Entram em vigor nesta segunda-feira (20) os decretos assinados pelo presidente Luiz Inácio Lula da Silva que regulamentam novas regras para a atuação das big techs no combate à circulação de conteúdos criminosos na internet.
O decreto estabelece medidas para o enfrentamento de fraudes digitais, anúncios enganosos e redes artificiais utilizadas para a disseminação de golpes. Uma das mudanças é a obrigação de empresas que comercializam anúncios guardarem dados que permitam eventual responsabilização dos autores e reparação de danos às vítimas.
As plataformas também deverão agir preventivamente para impedir a circulação de postagens relacionadas a crimes graves, como terrorismo, exploração sexual de crianças e adolescentes, tráfico de pessoas, incentivo à automutilação e violência contra mulheres, conforme o entendimento firmado pelo STF em relação ao Marco Civil da Internet, vigente desde 2016, quando foi publicado no Decreto 8.771.
Nos casos de conteúdos criminosos impulsionados por publicidade paga, as plataformas poderão ser responsabilizadas quando houver falhas recorrentes na adoção de medidas para prevenir fraudes, golpes e crimes.

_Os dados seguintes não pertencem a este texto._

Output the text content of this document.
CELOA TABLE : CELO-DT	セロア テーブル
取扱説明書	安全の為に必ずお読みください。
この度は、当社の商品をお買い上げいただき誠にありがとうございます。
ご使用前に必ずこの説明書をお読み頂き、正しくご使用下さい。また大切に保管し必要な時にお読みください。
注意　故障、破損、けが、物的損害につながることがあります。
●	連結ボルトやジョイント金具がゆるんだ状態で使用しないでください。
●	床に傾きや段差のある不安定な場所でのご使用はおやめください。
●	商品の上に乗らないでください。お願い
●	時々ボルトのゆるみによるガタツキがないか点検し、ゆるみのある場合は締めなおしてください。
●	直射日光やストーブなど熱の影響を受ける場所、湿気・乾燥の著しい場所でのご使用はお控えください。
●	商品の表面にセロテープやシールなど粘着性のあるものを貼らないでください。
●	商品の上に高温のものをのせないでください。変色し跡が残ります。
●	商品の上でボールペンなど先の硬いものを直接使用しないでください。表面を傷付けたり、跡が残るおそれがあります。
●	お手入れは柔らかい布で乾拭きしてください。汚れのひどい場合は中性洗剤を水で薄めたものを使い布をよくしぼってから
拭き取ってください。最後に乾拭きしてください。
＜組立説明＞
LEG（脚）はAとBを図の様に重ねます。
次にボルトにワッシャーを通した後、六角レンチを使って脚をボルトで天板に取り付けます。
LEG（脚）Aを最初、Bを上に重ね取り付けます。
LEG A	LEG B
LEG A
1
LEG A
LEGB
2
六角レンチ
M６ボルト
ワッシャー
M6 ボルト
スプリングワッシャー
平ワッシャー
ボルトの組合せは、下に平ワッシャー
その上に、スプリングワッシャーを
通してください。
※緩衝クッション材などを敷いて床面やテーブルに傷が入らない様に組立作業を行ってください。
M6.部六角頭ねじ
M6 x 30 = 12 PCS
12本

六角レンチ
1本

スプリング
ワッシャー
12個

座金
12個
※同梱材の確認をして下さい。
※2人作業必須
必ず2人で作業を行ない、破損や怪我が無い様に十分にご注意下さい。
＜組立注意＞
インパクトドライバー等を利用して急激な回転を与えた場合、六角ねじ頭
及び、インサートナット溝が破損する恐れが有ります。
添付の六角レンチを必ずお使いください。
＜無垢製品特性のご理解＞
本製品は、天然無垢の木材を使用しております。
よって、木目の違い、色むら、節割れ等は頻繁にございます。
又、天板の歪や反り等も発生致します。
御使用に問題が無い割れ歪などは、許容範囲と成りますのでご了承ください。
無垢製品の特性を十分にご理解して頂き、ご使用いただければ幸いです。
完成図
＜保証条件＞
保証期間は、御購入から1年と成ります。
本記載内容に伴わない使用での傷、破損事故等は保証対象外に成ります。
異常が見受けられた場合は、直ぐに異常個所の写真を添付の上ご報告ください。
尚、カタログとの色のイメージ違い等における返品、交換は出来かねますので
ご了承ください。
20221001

As plataformas também deverão criar mecanismos para identificar riscos, manter canais de denúncia acessíveis aos usuários e publicar relatórios periódicos de transparência sobre as ações adotadas.
As novas regras também estabelecem garantias aos usuários. Sempre que um conteúdo for removido, a plataforma deverá informar o responsável pela publicação sobre a decisão e permitir que ele apresente contestação. Da mesma forma, quem fizer uma denúncia deverá ser comunicado sobre o resultado da análise realizada pela empresa.

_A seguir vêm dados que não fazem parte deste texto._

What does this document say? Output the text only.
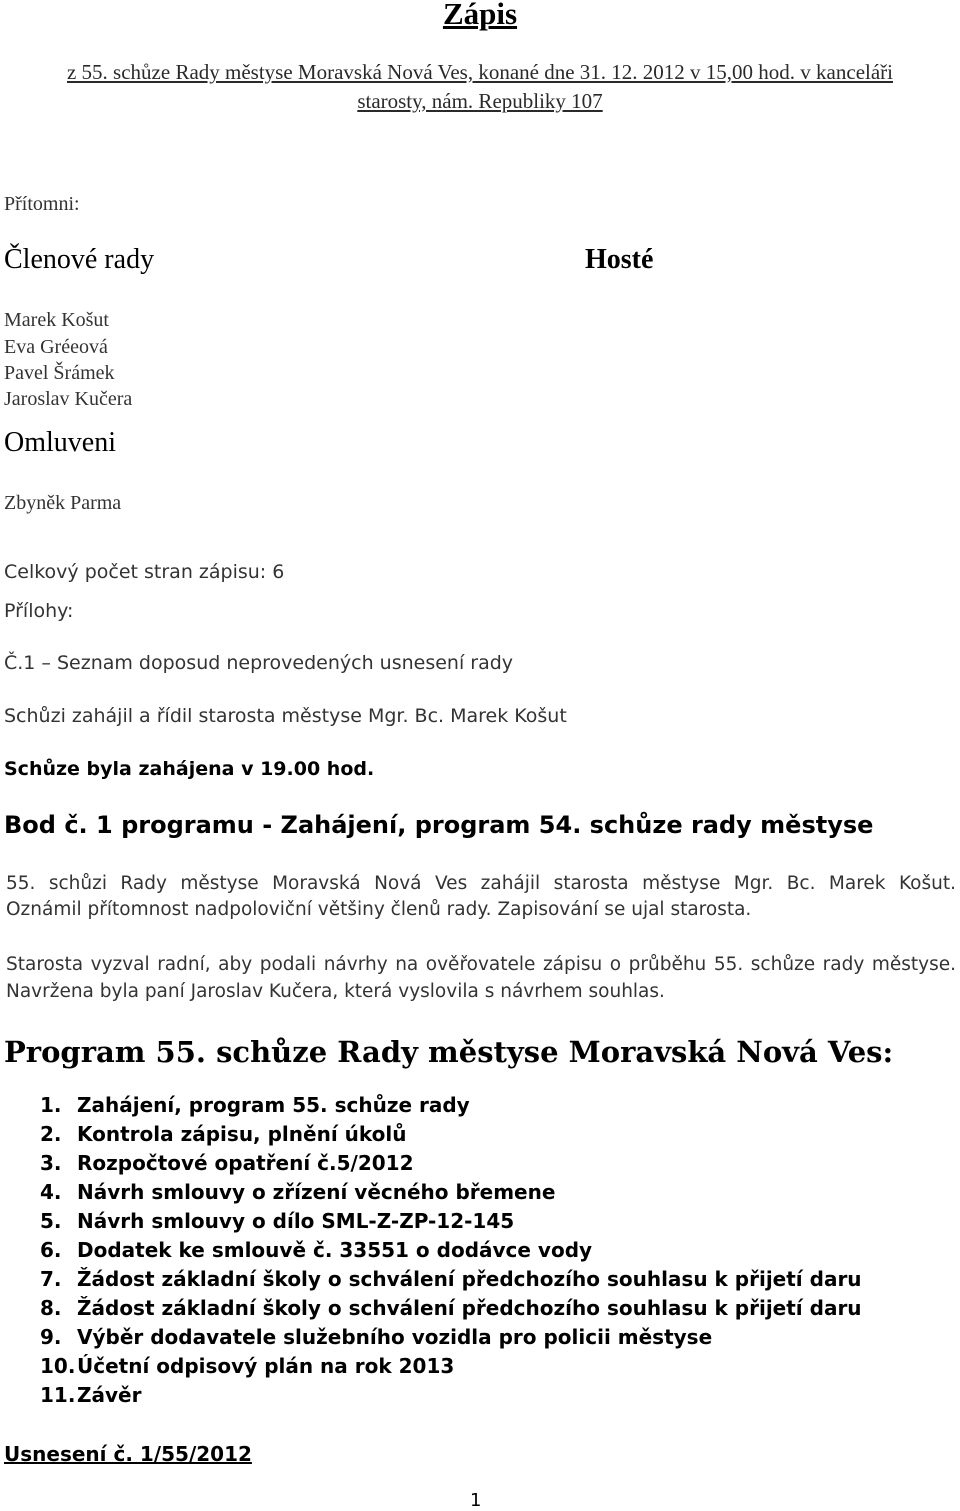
Zápis
z 55. schůze Rady městyse Moravská Nová Ves, konané dne 31. 12. 2012 v 15,00 hod. v kanceláři
starosty, nám. Republiky 107
Přítomni:
Členové rady	Hosté
Marek Košut
Eva Gréeová
Pavel Šrámek
Jaroslav Kučera
Omluveni
Zbyněk Parma
Celkový počet stran zápisu: 6
Přílohy:
Č.1 – Seznam doposud neprovedených usnesení rady
Schůzi zahájil a řídil starosta městyse Mgr. Bc. Marek Košut
Schůze byla zahájena v 19.00 hod.
Bod č. 1 programu - Zahájení, program 54. schůze rady městyse
55. schůzi Rady městyse Moravská Nová Ves zahájil starosta městyse Mgr. Bc. Marek Košut.
Oznámil přítomnost nadpoloviční většiny členů rady. Zapisování se ujal starosta.
Starosta vyzval radní, aby podali návrhy na ověřovatele zápisu o průběhu 55. schůze rady městyse.
Navržena byla paní Jaroslav Kučera, která vyslovila s návrhem souhlas.
Program 55. schůze Rady městyse Moravská Nová Ves:
1. Zahájení, program 55. schůze rady
2. Kontrola zápisu, plnění úkolů
3. Rozpočtové opatření č.5/2012
4. Návrh smlouvy o zřízení věcného břemene
5. Návrh smlouvy o dílo SML-Z-ZP-12-145
6. Dodatek ke smlouvě č. 33551 o dodávce vody
7. Žádost základní školy o schválení předchozího souhlasu k přijetí daru
8. Žádost základní školy o schválení předchozího souhlasu k přijetí daru
9. Výběr dodavatele služebního vozidla pro policii městyse
10.Účetní odpisový plán na rok 2013
11.Závěr
Usnesení č. 1/55/2012
1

Serviços de mensageria privada, e-mail e videoconferência não estão enquadrados nas novas regras relacionadas à circulação de conteúdos ilícitos, uma vez que a Constituição preserva o direito ao sigilo das comunicações.

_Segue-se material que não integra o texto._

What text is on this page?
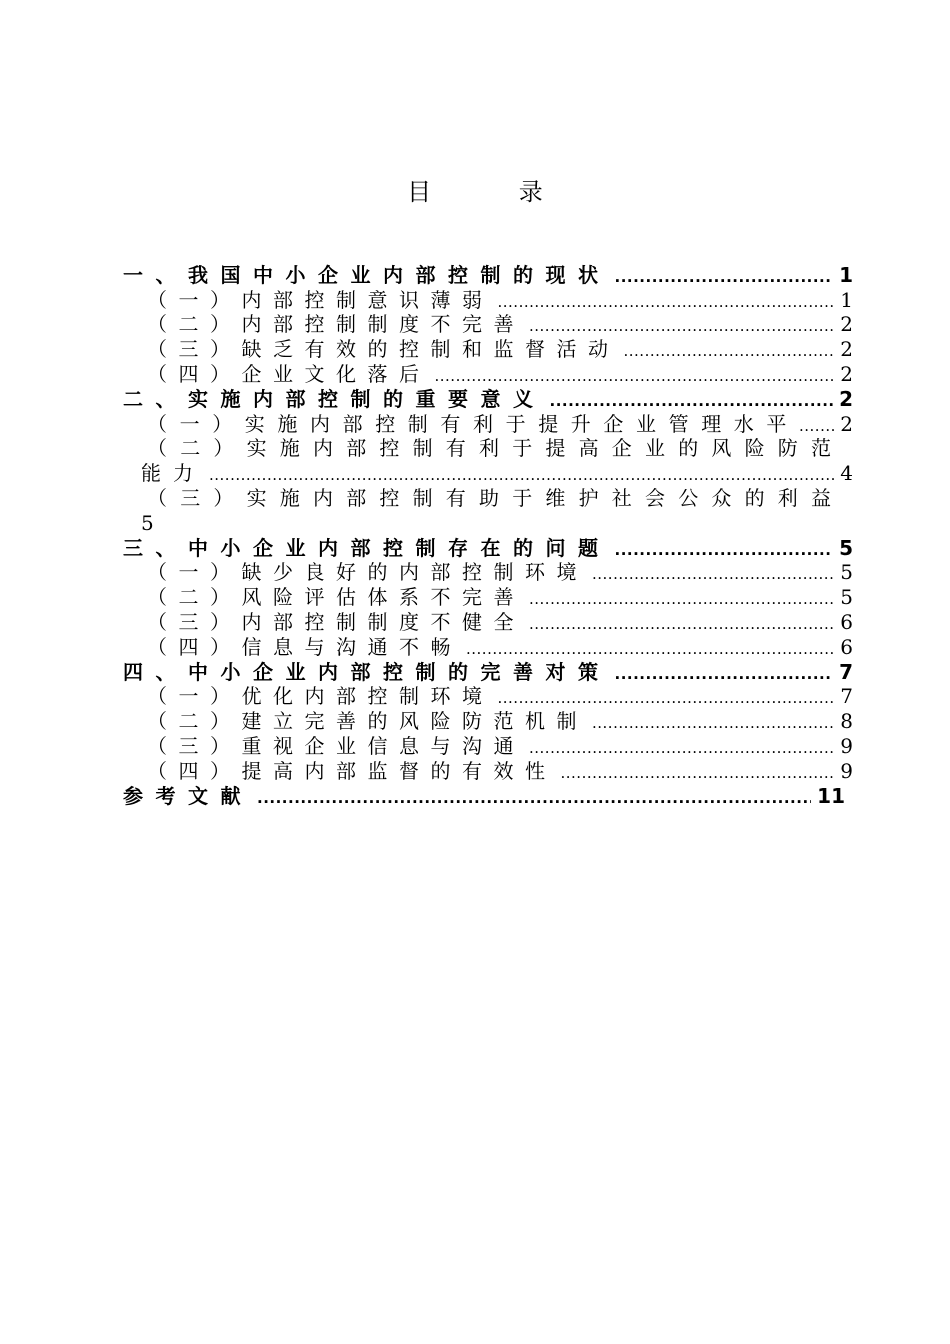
目 录
一、我国中小企业内部控制的现状 .....	1
（一）内部控制意识薄弱 .....	1
（二）内部控制制度不完善 .....	2
（三）缺乏有效的控制和监督活动 .....	2
（四）企业文化落后 .....	2
二、实施内部控制的重要意义 .....	2
（一）实施内部控制有利于提升企业管理水平 ..... 2
（二）实施内部控制有利于提高企业的风险防范
能力 .....	4
（三）实施内部控制有助于维护社会公众的利益
5
三、中小企业内部控制存在的问题 .....	5
（一）缺少良好的内部控制环境 .....	5
（二）风险评估体系不完善 .....	5
（三）内部控制制度不健全 .....	6
（四）信息与沟通不畅 .....	6
四、中小企业内部控制的完善对策 .....	7
（一）优化内部控制环境 .....	7
（二）建立完善的风险防范机制 .....	8
（三）重视企业信息与沟通 .....	9
（四）提高内部监督的有效性 .....	9
参考文献 .....	11
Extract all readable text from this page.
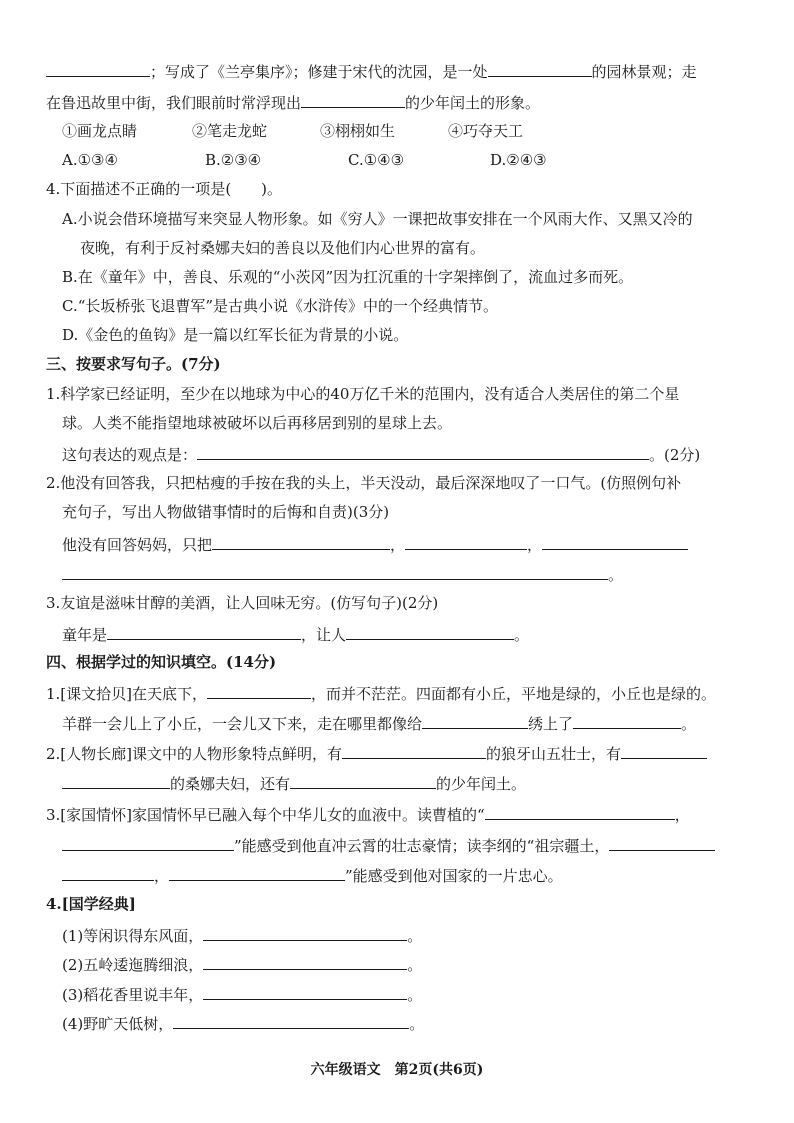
；写成了《兰亭集序》；修建于宋代的沈园，是一处	的园林景观；走
在鲁迅故里中街，我们眼前时常浮现出	的少年闰土的形象。
①画龙点睛	②笔走龙蛇	③栩栩如生	④巧夺天工
A.①③④	B.②③④	C.①④③	D.②④③
4.下面描述不正确的一项是(　　)。
A.小说会借环境描写来突显人物形象。如《穷人》一课把故事安排在一个风雨大作、又黑又冷的
夜晚，有利于反衬桑娜夫妇的善良以及他们内心世界的富有。
B.在《童年》中，善良、乐观的“小茨冈”因为扛沉重的十字架摔倒了，流血过多而死。
C.“长坂桥张飞退曹军”是古典小说《水浒传》中的一个经典情节。
D.《金色的鱼钩》是一篇以红军长征为背景的小说。
三、按要求写句子。(7分)
1.科学家已经证明，至少在以地球为中心的40万亿千米的范围内，没有适合人类居住的第二个星
球。人类不能指望地球被破坏以后再移居到别的星球上去。
这句表达的观点是：	。(2分)
2.他没有回答我，只把枯瘦的手按在我的头上，半天没动，最后深深地叹了一口气。(仿照例句补
充句子，写出人物做错事情时的后悔和自责)(3分)
他没有回答妈妈，只把	，	，
。
3.友谊是滋味甘醇的美酒，让人回味无穷。(仿写句子)(2分)
童年是	，让人	。
四、根据学过的知识填空。(14分)
1.[课文拾贝]在天底下，	，而并不茫茫。四面都有小丘，平地是绿的，小丘也是绿的。
羊群一会儿上了小丘，一会儿又下来，走在哪里都像给	绣上了	。
2.[人物长廊]课文中的人物形象特点鲜明，有	的狼牙山五壮士，有
的桑娜夫妇，还有	的少年闰土。
3.[家国情怀]家国情怀早已融入每个中华儿女的血液中。读曹植的“	，
”能感受到他直冲云霄的壮志豪情；读李纲的“祖宗疆土，
，	”能感受到他对国家的一片忠心。
4.[国学经典]
(1)等闲识得东风面，	。
(2)五岭逶迤腾细浪，	。
(3)稻花香里说丰年，	。
(4)野旷天低树，	。
六年级语文　第2页(共6页)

O decreto ainda resguarda o direito à expressão, à informação, a críticas, paródias, manifestações religiosas e a liberdade de crença.
Outra mudança prevista é o fortalecimento da atuação da Autoridade Nacional de Proteção de Dados (ANPD), que passa a ser responsável por fiscalizar o cumprimento das obrigações estabelecidas pelos decretos.
Caberá ao órgão verificar se as plataformas estão adotando as medidas exigidas, podendo instaurar processos administrativos em caso de descumprimento. A fiscalização, no entanto, não inclui a determinação da remoção de conteúdos específicos, mas sim a verificação de que as empresas estão cumprindo seus deveres legais.
Segundo o governo federal, as medidas têm como objetivo aumentar a proteção dos usuários e reduzir a circulação de conteúdos criminosos na internet, sem alterar as garantias de liberdade de expressão previstas na legislação brasileira.